The Labor Department accused Lyle Jeffs and his brother, Nephi, of further trying to delay the child labor case they are investigating.

“Counsel’s request to stay existing orders from the Court is baseless, unwarranted, and prejudicial to Petitioner [the Labor Department],” they wrote.

Earlier this month, the attorneys for the Jeffs brothers withdrew as counsel, saying their clients wanted “to insure the full protection of their interests relative to the important and crucial matters of constitutional magnitude that have been raised before this Court.”

The Labor Department claims it means the Jeffs brothers would not have to comply with an order to hand over religious documents to the judge overseeing the case.

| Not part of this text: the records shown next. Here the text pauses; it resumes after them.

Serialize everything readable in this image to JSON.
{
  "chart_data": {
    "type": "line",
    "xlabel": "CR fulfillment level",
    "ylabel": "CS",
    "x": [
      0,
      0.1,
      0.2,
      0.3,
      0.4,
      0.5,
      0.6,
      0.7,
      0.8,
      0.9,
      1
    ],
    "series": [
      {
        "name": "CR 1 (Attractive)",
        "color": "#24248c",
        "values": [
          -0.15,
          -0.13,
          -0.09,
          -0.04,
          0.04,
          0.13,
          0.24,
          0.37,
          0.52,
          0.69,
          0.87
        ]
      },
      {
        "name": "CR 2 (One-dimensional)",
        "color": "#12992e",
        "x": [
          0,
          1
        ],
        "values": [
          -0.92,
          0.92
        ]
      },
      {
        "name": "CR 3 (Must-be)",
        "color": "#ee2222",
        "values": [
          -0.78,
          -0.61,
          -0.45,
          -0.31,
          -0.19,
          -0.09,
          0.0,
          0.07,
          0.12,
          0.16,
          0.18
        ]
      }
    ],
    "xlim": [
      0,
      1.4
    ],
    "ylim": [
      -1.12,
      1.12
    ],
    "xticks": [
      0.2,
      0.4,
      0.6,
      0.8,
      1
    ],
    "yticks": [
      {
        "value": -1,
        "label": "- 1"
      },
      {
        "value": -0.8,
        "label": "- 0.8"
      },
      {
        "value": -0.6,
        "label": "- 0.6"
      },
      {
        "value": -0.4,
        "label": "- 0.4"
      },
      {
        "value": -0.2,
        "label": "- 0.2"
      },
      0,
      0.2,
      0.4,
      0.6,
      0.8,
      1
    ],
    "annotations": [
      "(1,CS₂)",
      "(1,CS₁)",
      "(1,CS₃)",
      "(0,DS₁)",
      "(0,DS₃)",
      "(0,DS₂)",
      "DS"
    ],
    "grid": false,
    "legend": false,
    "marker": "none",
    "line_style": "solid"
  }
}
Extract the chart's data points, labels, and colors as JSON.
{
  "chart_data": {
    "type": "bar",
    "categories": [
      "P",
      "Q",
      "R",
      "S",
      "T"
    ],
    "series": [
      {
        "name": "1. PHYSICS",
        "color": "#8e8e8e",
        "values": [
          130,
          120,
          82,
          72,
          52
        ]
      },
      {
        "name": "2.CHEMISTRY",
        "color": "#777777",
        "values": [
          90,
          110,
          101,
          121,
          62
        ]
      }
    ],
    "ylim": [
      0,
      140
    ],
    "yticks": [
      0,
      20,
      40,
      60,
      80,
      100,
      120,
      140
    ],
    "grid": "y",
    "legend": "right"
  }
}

The deadline has already passed, the feds said in their arguments.

A federal judge ruled in January that Lyle and Nephi Jeffs did not have to answer certain questions from Labor Department lawyers, citing their religious freedom rights. However, the judge did ask them to turn over religious documents that explain why they cannot speak about the inner workings of the Fundamentalist LDS Church.

The situation stems from a 2012 incident in Hurricane where hundreds of FLDS children were seen picking pecans at a farm. The federal government is going after members of the Utah-based polygamous church for child labor violations, alleging the children were plucked from school and put to work.

Previously, a federal judge has said other FLDS members do not have to answer certain questions from the Labor Department citing the U.S. Supreme Court’s ruling in the “Hobby Lobby” case.